An M-Instance is managed by an M-Instance Manager. At the initial time, the M-Instance Manager has Rights covering the M-Instance and may decide to define certain subsets inside the M-Instance – called M-Environments – on which it has Rights and to attach Rights to them. These are some of the functions that may be relevant to an M-Instance implementation and may be retained by an M-Instance Manager, e.g.:
- Management of the M-Instance.
- Establishment of M-Instance Rules.
- Installation and maintenance of Services.
- Definition of Account Types.
- Monitoring of Process Actions
- Sanctions to infringers.
- Resolution of conflicts.
- Certification of Processes and Data Types.
MMM-TEC does not specify how an M-Instance verifies that a Process’s Process Actions are compliant with the Process’s Rights or the M-Instance Rules. An M-Instance may decide to verify the full set of Activity Data (the log of Process Actions performed), to make verifications based on claims by another Process, to make random verifications, or to not make any verification at all. Therefore, MMM-TEC does not specify how an M-Instance Manager can sanction transgressing Processes.
In some cases, an M-Instance could be wastefully too costly as an undertaking if all the MMM-TEC-specified technologies were mandatorily to be implemented, even if the particular M-Instance had limited scope. MMM-TEC specifies Profiles to facilitate the implementations of conforming M-Instances that are unduly burdened by the requirements of other application domains.
A Profile includes only a subset of the Actions and Items that are expected to be needed and are shared by a sizeable number of applications. MMM-TEC defines four Profiles (see Figure 1):
- Baseline Profile enables basic applications such as lecture, meeting, and hang-out.

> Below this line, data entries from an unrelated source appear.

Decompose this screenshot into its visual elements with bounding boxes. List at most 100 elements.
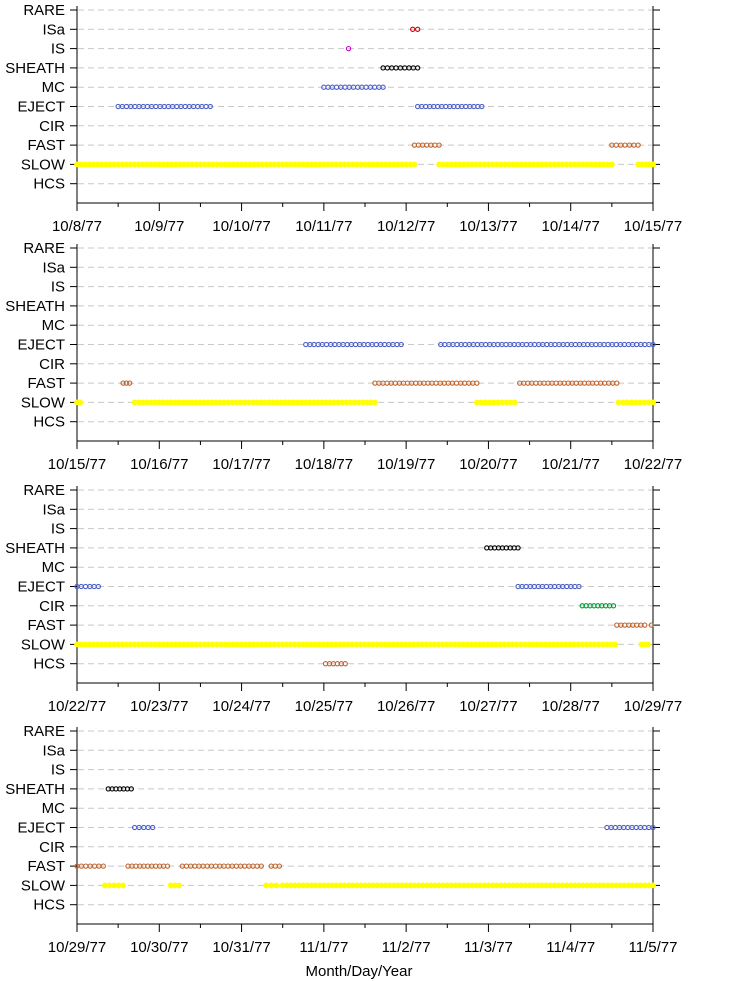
x-tick-label: 10/11/77	[295, 218, 352, 235]
y-tick-label: EJECT	[17, 579, 65, 596]
interval-sheath	[380, 65, 421, 71]
x-tick-label: 11/1/77	[299, 939, 348, 956]
x-tick-label: 10/29/77	[624, 698, 682, 715]
interval-fast	[614, 622, 648, 628]
interval-eject	[604, 824, 656, 831]
data-point	[212, 863, 219, 869]
x-tick-label: 10/26/77	[377, 698, 435, 715]
panel-2: RARE ISa IS SHEATH MC EJECT CIR FAST SLOW HCS 10/1…	[5, 240, 682, 473]
y-tick-label: SHEATH	[5, 540, 65, 557]
x-tick-label: 11/2/77	[382, 939, 431, 956]
data-point	[614, 380, 620, 386]
y-tick-label: RARE	[23, 2, 65, 19]
y-tick-label: FAST	[27, 137, 65, 154]
data-point	[150, 824, 156, 831]
data-point	[111, 882, 117, 889]
interval-slow	[436, 161, 615, 168]
x-tick-label: 10/22/77	[48, 698, 106, 715]
y-tick-label: EJECT	[17, 99, 65, 116]
interval-fast	[411, 142, 442, 148]
interval-eject	[415, 103, 485, 110]
data-point	[650, 882, 656, 889]
interval-eject	[115, 103, 213, 110]
x-tick-label: 10/12/77	[377, 218, 435, 235]
x-tick-label: 10/20/77	[459, 456, 517, 473]
panel-4: RARE ISa IS SHEATH MC EJECT CIR FAST SLOW HCS 10/2…	[5, 723, 677, 956]
data-point	[610, 603, 617, 609]
interval-slow	[74, 161, 418, 168]
data-point	[303, 341, 309, 348]
interval-slow	[102, 882, 126, 889]
y-tick-label: FAST	[27, 858, 65, 875]
data-point	[511, 399, 518, 406]
y-tick-label: CIR	[39, 598, 65, 615]
data-point	[263, 882, 270, 889]
data-point	[233, 863, 240, 869]
interval-slow	[74, 399, 84, 406]
interval-slow	[263, 882, 280, 889]
interval-eject	[131, 824, 156, 831]
interval-eject	[74, 583, 102, 590]
panel-3: RARE ISa IS SHEATH MC EJECT CIR FAST SLOW HCS 10/2…	[5, 482, 682, 715]
y-tick-label: SHEATH	[5, 60, 65, 77]
y-tick-label: ISa	[42, 21, 65, 38]
y-tick-label: CIR	[39, 839, 65, 856]
data-point	[106, 882, 113, 889]
interval-slow	[635, 161, 656, 168]
x-tick-label: 10/30/77	[130, 939, 188, 956]
y-tick-label: MC	[42, 317, 65, 334]
interval-fast	[609, 142, 641, 148]
y-tick-label: HCS	[33, 176, 65, 193]
data-point	[410, 26, 416, 32]
interval-eject	[438, 341, 656, 348]
data-point	[576, 583, 582, 590]
data-point	[120, 380, 126, 386]
interval-slow	[638, 641, 651, 648]
x-tick-label: 10/14/77	[542, 218, 600, 235]
data-point	[203, 103, 209, 110]
data-point	[613, 142, 619, 148]
data-point	[128, 786, 134, 792]
interval-slow	[279, 882, 656, 889]
x-tick-label: 10/24/77	[212, 698, 270, 715]
x-tick-label: 10/22/77	[624, 456, 682, 473]
interval-slow	[615, 399, 656, 406]
interval-eject	[303, 341, 404, 348]
panel-1: RARE ISa IS SHEATH MC EJECT CIR FAST SLOW HCS 10/8…	[5, 2, 682, 235]
y-tick-label: SHEATH	[5, 298, 65, 315]
interval-slow	[167, 882, 182, 889]
interval-slow	[131, 399, 378, 406]
y-tick-label: CIR	[39, 118, 65, 135]
interval-isa	[410, 26, 421, 32]
x-tick-label: 11/5/77	[629, 939, 678, 956]
y-tick-label: ISa	[42, 259, 65, 276]
data-point	[612, 641, 619, 648]
data-point	[479, 103, 485, 110]
data-point	[352, 341, 359, 348]
data-point	[153, 103, 159, 110]
data-point	[100, 863, 106, 869]
interval-sheath	[105, 786, 134, 792]
interval-hcs	[322, 661, 348, 667]
interval-fast	[125, 863, 171, 869]
y-tick-label: HCS	[33, 414, 65, 431]
x-tick-label: 11/4/77	[546, 939, 595, 956]
data-point	[380, 84, 386, 90]
data-point	[273, 882, 280, 889]
interval-fast	[517, 380, 620, 386]
y-tick-label: RARE	[23, 482, 65, 499]
data-point	[393, 65, 399, 71]
data-point	[371, 399, 378, 406]
y-tick-label: RARE	[23, 240, 65, 257]
y-tick-label: HCS	[33, 656, 65, 673]
y-tick-label: ISa	[42, 742, 65, 759]
data-point	[373, 341, 379, 348]
data-point	[123, 380, 130, 386]
interval-fast	[179, 863, 264, 869]
data-point	[650, 341, 656, 348]
data-point	[633, 824, 639, 831]
x-axis-label: Month/Day/Year	[305, 963, 412, 980]
y-tick-label: SLOW	[21, 394, 66, 411]
data-point	[82, 583, 89, 590]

- Finance Profile enables trading activities.
- Management Profile enables a controlled ecosystem with more advanced functionalities.
- High Profile enables all the functionalities of the Management Profile with a few additional functionalities of its own.

Figure 1 – MMM-TEC V2.0 Profiles
MPAI developed and used some use cases in the two MPAI-MMM Technical Reports published in 2023 and developed to facilitate the MMM-ARC and MMM-TEC Technical Specifications. However, the Verification Use Cases have been included in MMM-TEC to verify that the currently specified Actions and Items support those Use Cases.
Figure 2 gives a summary view of some of the basic MMM-TEC elements.
Figure 2 – Main elements of an M-Instance
The fast development of certain technology areas is one of the issues that has so far prevented the development of metaverse standards. MMM-TEC deals with this issue by providing JSON Schemas and semantics for all Items. A JSON Schema may reference Qualifiers, MPAI-defined Data Types that provide additional information to the Data in the form of:
- Sub-Type (e.g., which colour space is used in a Visual Data Type).
- Format (e.g., which compression or file/streaming format is used in a Speech Data Type).
- Attributes (e.g., which Binaural Cues are used in an Audio Data Type).
For instance, a Process receiving an Object can understand from the Qualifier referenced in the Object’s JSON data whether it has the required technology to process it, or else it has to Convert it to obtain a version of the Object matching its Capabilities. This approach helps prolong the life of the MMM-TEC specification as in many cases only the Qualifier specification will need to be updated and not the MMM-TEC specification.